Sur les conclusions présentées au titre de l'article L. 521-3 du code de justice administrative :
3. Aux termes de l'article L. 521-3 du code de justice administrative : " En cas d'urgence et sur simple requête qui sera recevable même en l'absence de décision administrative préalable, le juge des référés peut ordonner toutes autres mesures utiles sans faire obstacle à l'exécution d'aucune décision ".

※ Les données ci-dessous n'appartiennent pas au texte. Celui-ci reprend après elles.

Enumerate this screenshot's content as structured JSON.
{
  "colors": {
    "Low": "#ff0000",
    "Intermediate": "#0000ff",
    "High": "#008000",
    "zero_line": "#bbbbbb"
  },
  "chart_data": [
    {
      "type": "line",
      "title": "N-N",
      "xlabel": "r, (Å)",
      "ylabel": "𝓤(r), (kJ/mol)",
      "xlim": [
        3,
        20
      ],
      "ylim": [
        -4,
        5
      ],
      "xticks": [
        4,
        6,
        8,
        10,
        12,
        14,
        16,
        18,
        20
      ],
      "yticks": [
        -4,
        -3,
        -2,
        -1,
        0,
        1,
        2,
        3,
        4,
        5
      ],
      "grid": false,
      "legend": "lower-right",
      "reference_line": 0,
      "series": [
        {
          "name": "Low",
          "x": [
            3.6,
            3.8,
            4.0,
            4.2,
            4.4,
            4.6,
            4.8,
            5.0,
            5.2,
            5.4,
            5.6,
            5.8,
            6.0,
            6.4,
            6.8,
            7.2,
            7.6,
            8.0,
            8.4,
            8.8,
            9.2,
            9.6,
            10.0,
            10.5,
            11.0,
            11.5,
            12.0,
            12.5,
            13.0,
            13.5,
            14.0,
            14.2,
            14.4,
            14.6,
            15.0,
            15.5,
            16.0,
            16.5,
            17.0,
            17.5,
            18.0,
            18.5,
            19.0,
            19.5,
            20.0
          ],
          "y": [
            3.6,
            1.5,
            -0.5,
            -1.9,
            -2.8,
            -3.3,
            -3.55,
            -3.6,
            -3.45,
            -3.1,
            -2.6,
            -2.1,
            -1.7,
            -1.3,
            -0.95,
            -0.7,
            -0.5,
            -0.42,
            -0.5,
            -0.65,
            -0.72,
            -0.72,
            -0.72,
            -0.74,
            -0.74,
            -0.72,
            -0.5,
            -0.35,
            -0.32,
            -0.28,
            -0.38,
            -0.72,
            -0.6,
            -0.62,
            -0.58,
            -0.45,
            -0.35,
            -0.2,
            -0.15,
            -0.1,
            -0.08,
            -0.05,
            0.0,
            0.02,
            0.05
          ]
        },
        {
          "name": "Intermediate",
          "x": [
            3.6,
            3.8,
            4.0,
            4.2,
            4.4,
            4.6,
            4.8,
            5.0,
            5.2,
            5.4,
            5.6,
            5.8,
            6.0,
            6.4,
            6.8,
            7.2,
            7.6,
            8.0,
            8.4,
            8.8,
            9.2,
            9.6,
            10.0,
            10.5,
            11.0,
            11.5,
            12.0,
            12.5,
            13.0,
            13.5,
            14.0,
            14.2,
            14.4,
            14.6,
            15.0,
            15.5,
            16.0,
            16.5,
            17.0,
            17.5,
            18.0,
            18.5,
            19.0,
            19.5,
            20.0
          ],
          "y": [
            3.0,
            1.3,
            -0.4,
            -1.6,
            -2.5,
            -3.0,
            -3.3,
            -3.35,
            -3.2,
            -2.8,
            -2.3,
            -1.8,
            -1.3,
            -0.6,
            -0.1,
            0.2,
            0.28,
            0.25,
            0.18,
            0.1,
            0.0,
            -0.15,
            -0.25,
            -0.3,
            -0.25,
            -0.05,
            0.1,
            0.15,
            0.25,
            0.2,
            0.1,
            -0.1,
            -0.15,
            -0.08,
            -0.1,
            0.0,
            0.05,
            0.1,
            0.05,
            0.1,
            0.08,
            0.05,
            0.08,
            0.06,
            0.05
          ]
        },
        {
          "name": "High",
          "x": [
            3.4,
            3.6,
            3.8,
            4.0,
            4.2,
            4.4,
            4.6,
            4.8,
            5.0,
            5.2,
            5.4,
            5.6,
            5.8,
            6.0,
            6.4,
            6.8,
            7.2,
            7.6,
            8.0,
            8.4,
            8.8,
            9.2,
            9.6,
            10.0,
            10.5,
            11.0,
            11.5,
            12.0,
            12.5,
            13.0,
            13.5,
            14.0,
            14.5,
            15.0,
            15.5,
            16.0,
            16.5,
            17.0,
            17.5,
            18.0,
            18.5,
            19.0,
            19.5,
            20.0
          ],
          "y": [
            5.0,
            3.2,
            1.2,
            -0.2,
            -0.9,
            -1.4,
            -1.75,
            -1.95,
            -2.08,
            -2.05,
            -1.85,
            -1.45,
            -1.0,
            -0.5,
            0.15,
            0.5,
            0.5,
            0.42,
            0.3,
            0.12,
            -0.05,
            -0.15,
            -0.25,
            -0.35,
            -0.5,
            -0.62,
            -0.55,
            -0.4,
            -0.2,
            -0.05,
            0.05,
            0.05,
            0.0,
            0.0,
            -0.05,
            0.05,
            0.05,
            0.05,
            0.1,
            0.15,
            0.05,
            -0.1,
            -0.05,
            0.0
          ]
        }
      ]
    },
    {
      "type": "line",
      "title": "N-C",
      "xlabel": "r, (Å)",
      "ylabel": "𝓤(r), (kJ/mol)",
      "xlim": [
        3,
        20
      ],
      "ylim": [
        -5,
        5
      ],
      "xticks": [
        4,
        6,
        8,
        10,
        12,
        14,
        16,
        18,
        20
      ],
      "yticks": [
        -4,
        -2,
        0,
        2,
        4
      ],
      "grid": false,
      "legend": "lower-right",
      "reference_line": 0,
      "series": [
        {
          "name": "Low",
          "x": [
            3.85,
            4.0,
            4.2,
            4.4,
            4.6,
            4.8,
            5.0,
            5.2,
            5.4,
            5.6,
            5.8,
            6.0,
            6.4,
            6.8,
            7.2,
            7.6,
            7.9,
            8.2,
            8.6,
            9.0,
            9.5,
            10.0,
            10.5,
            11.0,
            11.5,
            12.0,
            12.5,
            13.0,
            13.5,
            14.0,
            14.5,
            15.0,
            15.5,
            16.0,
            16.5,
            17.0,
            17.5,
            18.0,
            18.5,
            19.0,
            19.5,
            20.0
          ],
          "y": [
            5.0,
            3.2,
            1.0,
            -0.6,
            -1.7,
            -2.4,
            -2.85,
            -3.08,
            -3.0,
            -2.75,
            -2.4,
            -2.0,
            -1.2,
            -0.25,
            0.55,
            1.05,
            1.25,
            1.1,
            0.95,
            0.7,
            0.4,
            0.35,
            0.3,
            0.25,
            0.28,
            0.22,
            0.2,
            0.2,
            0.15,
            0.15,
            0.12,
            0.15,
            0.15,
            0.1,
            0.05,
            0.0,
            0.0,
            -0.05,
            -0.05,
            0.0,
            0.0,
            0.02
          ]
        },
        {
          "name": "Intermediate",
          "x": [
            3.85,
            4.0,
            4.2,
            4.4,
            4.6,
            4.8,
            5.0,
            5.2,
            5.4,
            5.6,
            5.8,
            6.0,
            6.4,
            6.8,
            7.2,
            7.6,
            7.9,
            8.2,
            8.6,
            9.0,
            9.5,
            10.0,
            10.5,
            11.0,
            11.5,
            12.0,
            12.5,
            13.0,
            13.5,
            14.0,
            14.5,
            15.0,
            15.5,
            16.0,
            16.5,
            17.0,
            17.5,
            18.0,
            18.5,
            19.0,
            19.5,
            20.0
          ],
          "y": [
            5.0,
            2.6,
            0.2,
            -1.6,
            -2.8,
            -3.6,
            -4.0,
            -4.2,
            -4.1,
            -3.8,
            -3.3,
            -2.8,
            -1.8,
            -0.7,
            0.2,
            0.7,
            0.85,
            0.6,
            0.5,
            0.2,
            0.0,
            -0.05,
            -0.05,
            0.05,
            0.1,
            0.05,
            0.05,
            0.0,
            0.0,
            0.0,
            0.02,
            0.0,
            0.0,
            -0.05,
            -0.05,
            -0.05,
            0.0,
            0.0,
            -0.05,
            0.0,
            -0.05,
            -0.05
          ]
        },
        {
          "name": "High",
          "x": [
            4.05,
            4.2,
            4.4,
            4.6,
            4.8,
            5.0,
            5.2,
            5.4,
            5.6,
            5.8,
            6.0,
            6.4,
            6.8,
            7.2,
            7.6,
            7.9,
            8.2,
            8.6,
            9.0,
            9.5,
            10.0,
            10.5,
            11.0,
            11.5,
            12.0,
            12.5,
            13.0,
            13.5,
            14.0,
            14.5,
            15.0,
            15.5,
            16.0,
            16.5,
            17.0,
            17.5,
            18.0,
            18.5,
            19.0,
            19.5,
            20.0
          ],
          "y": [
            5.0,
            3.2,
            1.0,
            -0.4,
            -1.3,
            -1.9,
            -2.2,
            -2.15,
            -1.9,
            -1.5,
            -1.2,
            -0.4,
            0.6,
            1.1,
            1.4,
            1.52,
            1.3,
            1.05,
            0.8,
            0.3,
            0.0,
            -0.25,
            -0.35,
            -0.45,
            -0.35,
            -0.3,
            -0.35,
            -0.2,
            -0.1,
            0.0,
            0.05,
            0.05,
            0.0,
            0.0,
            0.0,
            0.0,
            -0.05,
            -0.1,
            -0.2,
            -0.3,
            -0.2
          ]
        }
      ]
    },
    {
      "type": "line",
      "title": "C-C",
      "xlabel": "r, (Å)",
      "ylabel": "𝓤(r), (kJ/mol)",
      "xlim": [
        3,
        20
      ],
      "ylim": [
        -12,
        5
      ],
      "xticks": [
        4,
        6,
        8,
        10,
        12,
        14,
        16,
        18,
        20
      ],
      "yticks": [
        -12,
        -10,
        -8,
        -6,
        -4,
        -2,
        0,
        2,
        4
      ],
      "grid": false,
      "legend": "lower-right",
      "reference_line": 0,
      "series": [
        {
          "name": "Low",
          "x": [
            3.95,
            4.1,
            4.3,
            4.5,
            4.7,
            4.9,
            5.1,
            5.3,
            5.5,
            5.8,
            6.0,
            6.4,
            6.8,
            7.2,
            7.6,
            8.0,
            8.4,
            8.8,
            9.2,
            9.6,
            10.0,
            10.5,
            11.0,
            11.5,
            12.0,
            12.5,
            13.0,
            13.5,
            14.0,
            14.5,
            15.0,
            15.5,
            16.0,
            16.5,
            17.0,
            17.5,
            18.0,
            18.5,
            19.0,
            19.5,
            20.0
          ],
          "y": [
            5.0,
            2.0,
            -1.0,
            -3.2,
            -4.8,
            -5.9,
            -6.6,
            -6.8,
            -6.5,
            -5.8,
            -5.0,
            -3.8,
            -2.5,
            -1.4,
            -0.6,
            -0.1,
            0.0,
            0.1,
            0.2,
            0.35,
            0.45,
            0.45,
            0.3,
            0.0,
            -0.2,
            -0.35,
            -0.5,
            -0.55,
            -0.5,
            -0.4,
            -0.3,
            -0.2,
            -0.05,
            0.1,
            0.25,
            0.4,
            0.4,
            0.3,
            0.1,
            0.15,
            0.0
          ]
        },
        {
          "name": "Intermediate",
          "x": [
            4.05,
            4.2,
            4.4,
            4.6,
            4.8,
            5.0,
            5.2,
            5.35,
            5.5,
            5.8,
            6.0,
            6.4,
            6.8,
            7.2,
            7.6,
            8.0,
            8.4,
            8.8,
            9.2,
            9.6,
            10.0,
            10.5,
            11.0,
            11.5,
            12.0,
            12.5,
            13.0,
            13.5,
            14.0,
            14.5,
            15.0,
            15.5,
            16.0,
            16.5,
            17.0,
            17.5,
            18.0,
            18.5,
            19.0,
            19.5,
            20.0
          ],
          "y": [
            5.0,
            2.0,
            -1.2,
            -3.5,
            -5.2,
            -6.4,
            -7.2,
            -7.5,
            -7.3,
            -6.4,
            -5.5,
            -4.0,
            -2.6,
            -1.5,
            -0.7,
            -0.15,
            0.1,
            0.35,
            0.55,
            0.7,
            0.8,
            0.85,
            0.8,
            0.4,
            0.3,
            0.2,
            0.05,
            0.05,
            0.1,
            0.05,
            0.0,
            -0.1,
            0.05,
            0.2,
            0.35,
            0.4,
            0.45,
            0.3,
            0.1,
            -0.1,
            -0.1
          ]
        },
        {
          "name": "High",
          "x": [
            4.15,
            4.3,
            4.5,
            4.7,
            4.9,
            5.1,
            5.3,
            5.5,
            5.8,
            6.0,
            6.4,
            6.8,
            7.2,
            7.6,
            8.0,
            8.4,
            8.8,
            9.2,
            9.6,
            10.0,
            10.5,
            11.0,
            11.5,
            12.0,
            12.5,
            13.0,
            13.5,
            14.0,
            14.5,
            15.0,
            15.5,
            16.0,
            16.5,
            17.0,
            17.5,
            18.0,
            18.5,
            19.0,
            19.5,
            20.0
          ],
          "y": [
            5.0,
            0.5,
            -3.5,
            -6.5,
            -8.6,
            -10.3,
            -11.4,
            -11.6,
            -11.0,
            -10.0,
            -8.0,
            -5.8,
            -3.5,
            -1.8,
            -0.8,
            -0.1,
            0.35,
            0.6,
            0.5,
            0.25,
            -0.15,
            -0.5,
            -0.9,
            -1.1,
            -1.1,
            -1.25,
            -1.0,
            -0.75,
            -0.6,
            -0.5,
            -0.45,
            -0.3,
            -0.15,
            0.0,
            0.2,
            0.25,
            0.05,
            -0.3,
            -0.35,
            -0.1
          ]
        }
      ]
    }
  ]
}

4. Saisi sur le fondement de ces dispositions d'une demande qui n'est pas manifestement insusceptible de se rattacher à un litige relevant de la compétence du juge administratif, le juge des référés peut prescrire, à des fins conservatoires ou à titre provisoire, toutes mesures que l'urgence justifie, notamment sous forme d'injonctions adressées à l'administration, à la condition que ces mesures ne se heurtent à aucune contestation sérieuse. En raison du caractère subsidiaire du référé régi par l'article L. 521-3 du code de justice administrative, le juge saisi sur ce fondement ne peut prescrire les mesures qui lui sont demandées lorsque leurs effets pourraient être obtenus par les procédures de référé régies par les articles L. 521-1 et L. 521-2 du même code. Enfin, il ne saurait faire obstacle à l'exécution d'une décision administrative, même celle refusant la mesure demandée, à moins qu'il ne s'agisse de prévenir un péril grave.
5. Mme B, ressortissante marocaine née le 5 juin 1998, est entrée en France le 24 février 2023 sous le couvert d'un visa de long séjour, pour y rejoindre son époux, de nationalité française. S'étant séparée de celui-ci, elle a souhaité déposer une demande de titre de séjour correspondant au statut " salarié ", et expose que cette démarche ne peut aboutir du fait de l'impossibilité de modifier des éléments de son compte ANEF, liés à l'adresse du courriel de sa belle-sœur, avec laquelle elle ne conserve qu'une relation hostile. Elle conclut principalement à ce que le juge des référés ordonne à la préfète du Bas-Rhin de la recevoir afin de procéder à la modification de l'adresse associée à son compte ANEF, de façon à permettre l'accès effectif à ce compte et l'enregistrement de sa demande de titre de séjour.
6. S'il apparait que Mme B se heurte à une difficulté insurmontable, temporairement au moins, pour déposer sa demande de titre de séjour par la voie informatique, il résulte de l'instruction que ce n'est qu'à la date du 9 février 2024 qu'elle a adressé un premier courrier à la préfète du Bas-Rhin pour obtenir d'être reçue physiquement en préfecture afin d'y accomplir sa démarche. Le délai écoulé depuis cette date ne peut être regardé comme anormalement long, eu égard au grand nombre de demandes adressées au service des étrangers et au moyens dont dispose l'administration pour les traiter. Par ailleurs la préfète fait valoir qu'à la date du 19 février 2024, elle a délivré à la requérante une autorisation provisoire de séjour qui, dans l'attente du rendez-vous en préfecture, lui offre jusqu'au 18 mai 2024 toutes les garanties nécessaires en fait de résidence et de travail en France.
7. Il suit de ce qui précède, qu'au regard des circonstances prévalant à la date de la présente ordonnance, Mme B n'est pas fondée à se prévaloir d'une urgence. Ses conclusions à fins d'application de l'article L. 521-3 du code de justice administrative ne peuvent dès lors qu'être rejetées.
Sur les conclusions présentées au titre des articles L. 761-1 du code de justice administrative et 37 de la loi du 10 juillet 1991 :
8. Ces dispositions font obstacle à ce qu'une somme soit mise à la charge de l'Etat qui n'est pas, dans la présente instance, la partie perdante.
O R D O N N E :
Article 1er : L'aide juridictionnelle est accordée, à titre provisoire, à Mme B.
Article 2 : Le surplus des conclusions de la requête est rejeté.
Article 3 : La présente ordonnance sera notifiée à Mme A B, à Me Elsaesser et au ministre de l'intérieur et des outre-mer. Copie en sera adressée à la préfète du Bas-Rhin.
Fait à Strasbourg, le 2 avril 2024.
Le juge des référés,
X. C
La République mande et ordonne au ministre de l'intérieur et des outre-mer en ce qui le concerne ou à tous commissaires de justice à ce requis en ce qui concerne les voies de droit commun contre les parties privées, de pourvoir à l'exécution de la présente décision.